My immediate answer? Studying abroad.
This may not seem to make sense, as studying abroad took me almost 3,000 miles away from the college town in Southeast Ohio that I am more than happy to call home. But it really was. Spending four months in Ecuador changed me for the better – it opened my mind to new ideas and a different way of life. It forced me out of my comfort zone every single day, from trying to navigate the city when I first arrived to living my life in a language other than English, and while I’m elated to be back in Athens at at Ohio University. I now live in a house off campus with two of my best friends in the world, and yet it seems like every other day, all I want to do is grab my passport and head to an airport…and this week the feeling is stronger than ever.
Why? Well, this week is International Education Week. I work for the Institute for International Journalism at Scripps, where I do mostly administrative work and write blog posts every now and again. It’s a fun job – I get to interact with people from all over the world and work to plan cultural exchanges. Yesterday, I set up and manned a booth about different international opportunities that students have, and was able to talk to people about my various experiences abroad. It was a very nostalgia-inducing activity, but one that I had a lot of fun with.
So here’s a task for you: study abroad. If you didn’t already want to do that, then here’s my somewhat-stereotypical list of the top five reasons why you should buy a plane ticket and hit the tarmac:
1. There is nothing like waking up before 6am in order to get to school.
I’m chronically early, which I suppose isn’t really a bad thing in the long run. When I would walk to school in Ecuador, I would wake up around 5:30am (eventually, it was natural) to get ready, eat some breakfast, and start the walk from my host family’s house near el mercado 12 de abril to the center of the city and CEDEI, my school. Was it agitating sometimes to be up that early? Yes. But walking through the market as vendors were setting up shop isn’t something I can do in the US.
2. The food.
If you like to eat, leave the US. Though there are many communities that use a lot of locally-grown and/or organic foods (Athens is one of them), there are so many places that aren’t quite as sustainability-focused. While there are definitely some great processed foods (peanut butter, nutella, and the like), you haven’t really eaten until you’ve eaten abroad. Especially in Ecuador. I bought strawberries for $1 per pound – and they were bigger, healthier, and more beautiful than any $5 box I have purchased in the US since.
3. Personal growth.
Living in another part of the world will really open your eyes and open your mind. I thought that I was both of these things before I left, but I had to stretch it even farther. I learned a lot about another culture, another way of life, etc., etc., but the thing I learned the most about was me. I know who I am, and I am a lot more confident now that I have had to figure myself out.
Everyone I have talked to who has studied abroad has said that some of their best friends in the world are people they spent time abroad with. Before I left for Ecuador, I didn’t really know anyone in the group I would be spending four months with. The seven people from my school on the trip had spent some time together at orientations, but once we arrived, some of us stuck together and some of us branched out. I now have more best friends from around the globe, none of whom I would have met without the Ecuador program. Having lived with a host family, I now also have another family, which is equally amazing.

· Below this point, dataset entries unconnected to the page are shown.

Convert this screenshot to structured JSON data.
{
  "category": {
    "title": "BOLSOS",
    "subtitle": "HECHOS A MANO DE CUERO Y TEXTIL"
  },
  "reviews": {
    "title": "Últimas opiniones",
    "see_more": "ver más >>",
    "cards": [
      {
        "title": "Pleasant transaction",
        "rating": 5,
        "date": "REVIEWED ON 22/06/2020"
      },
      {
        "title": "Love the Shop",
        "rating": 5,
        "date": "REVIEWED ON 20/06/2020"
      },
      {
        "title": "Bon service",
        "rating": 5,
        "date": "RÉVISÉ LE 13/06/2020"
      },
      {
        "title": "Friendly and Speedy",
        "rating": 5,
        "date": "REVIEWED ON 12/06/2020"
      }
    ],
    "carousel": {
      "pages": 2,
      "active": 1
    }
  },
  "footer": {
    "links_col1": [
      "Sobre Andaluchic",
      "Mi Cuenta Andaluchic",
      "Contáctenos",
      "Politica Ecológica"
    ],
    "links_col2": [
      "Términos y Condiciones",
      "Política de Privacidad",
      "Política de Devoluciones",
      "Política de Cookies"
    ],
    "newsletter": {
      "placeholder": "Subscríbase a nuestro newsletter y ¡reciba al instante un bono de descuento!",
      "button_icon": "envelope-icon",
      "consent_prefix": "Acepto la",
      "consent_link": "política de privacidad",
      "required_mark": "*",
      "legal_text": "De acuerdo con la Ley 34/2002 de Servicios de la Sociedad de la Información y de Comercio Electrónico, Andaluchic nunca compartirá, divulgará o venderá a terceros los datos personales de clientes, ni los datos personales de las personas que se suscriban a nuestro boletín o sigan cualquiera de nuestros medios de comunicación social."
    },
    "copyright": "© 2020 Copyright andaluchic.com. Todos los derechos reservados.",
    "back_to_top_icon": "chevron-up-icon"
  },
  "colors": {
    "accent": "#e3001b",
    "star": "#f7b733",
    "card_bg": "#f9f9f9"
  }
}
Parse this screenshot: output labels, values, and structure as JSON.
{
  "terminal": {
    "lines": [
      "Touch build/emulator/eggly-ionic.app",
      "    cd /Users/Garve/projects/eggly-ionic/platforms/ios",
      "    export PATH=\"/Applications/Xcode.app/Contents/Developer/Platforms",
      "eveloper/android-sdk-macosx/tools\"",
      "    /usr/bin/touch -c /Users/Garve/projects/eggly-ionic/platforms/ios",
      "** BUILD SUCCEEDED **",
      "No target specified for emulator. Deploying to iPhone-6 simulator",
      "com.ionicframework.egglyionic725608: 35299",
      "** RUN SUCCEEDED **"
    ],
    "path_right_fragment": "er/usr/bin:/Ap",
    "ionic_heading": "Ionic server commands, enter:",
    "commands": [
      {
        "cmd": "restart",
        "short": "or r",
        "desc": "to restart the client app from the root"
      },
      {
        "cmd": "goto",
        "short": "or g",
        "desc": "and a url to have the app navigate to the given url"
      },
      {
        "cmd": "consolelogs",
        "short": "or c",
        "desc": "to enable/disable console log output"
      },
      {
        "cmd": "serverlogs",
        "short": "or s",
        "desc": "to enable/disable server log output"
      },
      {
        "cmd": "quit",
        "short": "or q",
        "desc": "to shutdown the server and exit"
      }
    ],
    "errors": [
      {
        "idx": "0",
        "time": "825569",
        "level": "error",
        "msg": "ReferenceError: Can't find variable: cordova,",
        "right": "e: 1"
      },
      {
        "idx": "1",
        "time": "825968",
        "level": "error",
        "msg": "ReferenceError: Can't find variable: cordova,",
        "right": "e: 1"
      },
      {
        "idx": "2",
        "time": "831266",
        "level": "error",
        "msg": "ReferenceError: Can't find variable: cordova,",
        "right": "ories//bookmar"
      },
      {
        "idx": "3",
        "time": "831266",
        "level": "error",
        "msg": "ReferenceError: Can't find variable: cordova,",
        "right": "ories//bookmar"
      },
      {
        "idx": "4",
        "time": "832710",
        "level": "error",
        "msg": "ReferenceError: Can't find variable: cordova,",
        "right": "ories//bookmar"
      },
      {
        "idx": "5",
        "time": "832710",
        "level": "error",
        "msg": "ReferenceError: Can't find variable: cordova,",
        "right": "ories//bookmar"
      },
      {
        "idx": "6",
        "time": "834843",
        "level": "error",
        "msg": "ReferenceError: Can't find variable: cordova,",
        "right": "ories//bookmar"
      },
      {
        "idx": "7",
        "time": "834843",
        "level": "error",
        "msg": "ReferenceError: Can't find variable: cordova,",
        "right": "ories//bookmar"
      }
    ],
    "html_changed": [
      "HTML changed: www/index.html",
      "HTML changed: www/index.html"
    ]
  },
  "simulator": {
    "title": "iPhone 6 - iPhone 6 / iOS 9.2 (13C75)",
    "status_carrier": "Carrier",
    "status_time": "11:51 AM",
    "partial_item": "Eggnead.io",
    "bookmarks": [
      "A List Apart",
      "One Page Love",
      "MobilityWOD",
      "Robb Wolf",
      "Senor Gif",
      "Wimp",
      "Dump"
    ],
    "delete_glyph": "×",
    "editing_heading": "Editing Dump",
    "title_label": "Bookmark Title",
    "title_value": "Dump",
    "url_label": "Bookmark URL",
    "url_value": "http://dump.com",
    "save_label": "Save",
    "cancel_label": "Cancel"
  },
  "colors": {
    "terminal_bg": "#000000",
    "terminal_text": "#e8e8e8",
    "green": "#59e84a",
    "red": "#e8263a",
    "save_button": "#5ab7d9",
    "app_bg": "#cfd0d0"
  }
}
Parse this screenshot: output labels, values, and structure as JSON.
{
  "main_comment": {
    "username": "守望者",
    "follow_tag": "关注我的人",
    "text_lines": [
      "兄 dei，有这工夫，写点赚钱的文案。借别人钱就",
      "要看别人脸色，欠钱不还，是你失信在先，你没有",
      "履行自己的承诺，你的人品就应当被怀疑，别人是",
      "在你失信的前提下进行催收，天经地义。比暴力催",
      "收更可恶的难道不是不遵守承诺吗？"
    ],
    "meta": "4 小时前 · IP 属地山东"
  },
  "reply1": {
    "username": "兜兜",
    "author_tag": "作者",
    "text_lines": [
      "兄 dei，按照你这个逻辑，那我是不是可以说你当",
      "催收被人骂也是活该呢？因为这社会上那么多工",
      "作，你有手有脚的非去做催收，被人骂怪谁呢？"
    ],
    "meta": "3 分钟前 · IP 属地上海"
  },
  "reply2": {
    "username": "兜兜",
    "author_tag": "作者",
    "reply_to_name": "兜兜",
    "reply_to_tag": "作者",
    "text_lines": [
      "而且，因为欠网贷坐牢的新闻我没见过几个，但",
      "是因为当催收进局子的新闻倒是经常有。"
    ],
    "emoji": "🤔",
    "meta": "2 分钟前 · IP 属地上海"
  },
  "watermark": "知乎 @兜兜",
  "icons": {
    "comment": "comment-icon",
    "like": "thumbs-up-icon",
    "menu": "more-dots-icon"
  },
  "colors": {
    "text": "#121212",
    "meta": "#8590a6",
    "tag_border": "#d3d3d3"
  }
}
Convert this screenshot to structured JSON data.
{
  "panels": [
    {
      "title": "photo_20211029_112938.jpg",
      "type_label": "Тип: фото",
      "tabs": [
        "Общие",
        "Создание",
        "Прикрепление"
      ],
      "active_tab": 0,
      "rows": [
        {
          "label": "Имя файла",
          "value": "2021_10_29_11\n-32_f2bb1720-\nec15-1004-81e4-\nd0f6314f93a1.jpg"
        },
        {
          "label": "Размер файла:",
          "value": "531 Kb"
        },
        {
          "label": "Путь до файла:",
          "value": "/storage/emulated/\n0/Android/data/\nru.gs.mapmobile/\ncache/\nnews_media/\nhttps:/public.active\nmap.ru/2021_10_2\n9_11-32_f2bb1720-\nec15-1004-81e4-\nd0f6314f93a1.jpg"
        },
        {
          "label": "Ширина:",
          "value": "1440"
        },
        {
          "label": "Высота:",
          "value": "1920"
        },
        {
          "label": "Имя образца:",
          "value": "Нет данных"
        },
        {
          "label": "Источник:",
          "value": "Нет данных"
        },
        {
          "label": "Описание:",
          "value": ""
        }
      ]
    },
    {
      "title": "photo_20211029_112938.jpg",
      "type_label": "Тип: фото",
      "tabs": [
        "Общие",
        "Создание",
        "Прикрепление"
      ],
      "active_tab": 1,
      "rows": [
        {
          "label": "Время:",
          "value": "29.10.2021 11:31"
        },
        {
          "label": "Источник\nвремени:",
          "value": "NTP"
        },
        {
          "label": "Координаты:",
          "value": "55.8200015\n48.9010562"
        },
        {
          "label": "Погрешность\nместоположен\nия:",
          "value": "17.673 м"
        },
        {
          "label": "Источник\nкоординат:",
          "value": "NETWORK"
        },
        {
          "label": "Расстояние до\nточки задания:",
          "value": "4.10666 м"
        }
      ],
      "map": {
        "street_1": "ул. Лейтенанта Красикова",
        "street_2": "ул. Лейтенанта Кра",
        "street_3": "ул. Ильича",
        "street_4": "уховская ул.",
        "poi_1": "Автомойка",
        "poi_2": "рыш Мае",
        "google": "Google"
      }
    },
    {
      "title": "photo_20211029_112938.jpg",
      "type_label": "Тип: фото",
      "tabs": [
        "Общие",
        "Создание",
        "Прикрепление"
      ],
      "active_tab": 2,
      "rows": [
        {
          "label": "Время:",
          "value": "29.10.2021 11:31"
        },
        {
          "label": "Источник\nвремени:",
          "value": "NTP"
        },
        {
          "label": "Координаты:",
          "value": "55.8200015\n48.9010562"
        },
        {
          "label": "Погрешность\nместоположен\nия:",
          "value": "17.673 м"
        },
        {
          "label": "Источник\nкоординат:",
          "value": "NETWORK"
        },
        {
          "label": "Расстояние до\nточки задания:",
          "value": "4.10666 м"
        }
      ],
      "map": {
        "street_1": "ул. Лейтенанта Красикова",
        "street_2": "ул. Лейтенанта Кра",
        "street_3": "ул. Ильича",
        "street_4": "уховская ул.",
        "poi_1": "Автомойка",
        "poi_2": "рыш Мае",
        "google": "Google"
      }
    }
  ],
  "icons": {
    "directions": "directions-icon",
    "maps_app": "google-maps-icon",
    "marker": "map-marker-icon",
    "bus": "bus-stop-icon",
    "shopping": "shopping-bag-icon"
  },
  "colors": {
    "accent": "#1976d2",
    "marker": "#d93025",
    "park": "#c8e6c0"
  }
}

5. Studying abroad is FUN.
Yes, there IS work involved…a TON of work. Learning a language as you’re living a life in it is hard. School (in said foreign language) is hard. Finding your way around a city using the not-always-reliable bus system is hard. Traveling around a foreign country by yourself is hard. Homesickness is real, and can be very hard. But while schools focus on the academic aspects of a trip, there is a whole lot more than just reading and writing papers. Going out to a discoteca, to a bar, to pole dancing class, to bailoterapia (dance workout similar to zumba), joining a crossfit gym, and making friends while doing all of the aforementioned activities are fun things that happen with every study abroad. You have to get your work done too (trust me, your home university will NOT be happy if you don’t), but studying abroad and learning also comes from day-to-day activities.
You get out what you put in, and personally speaking, studying abroad gives back even more. So apply for those scholarships, save your money, and hit the tarmac as soon as possible. You won’t regret it.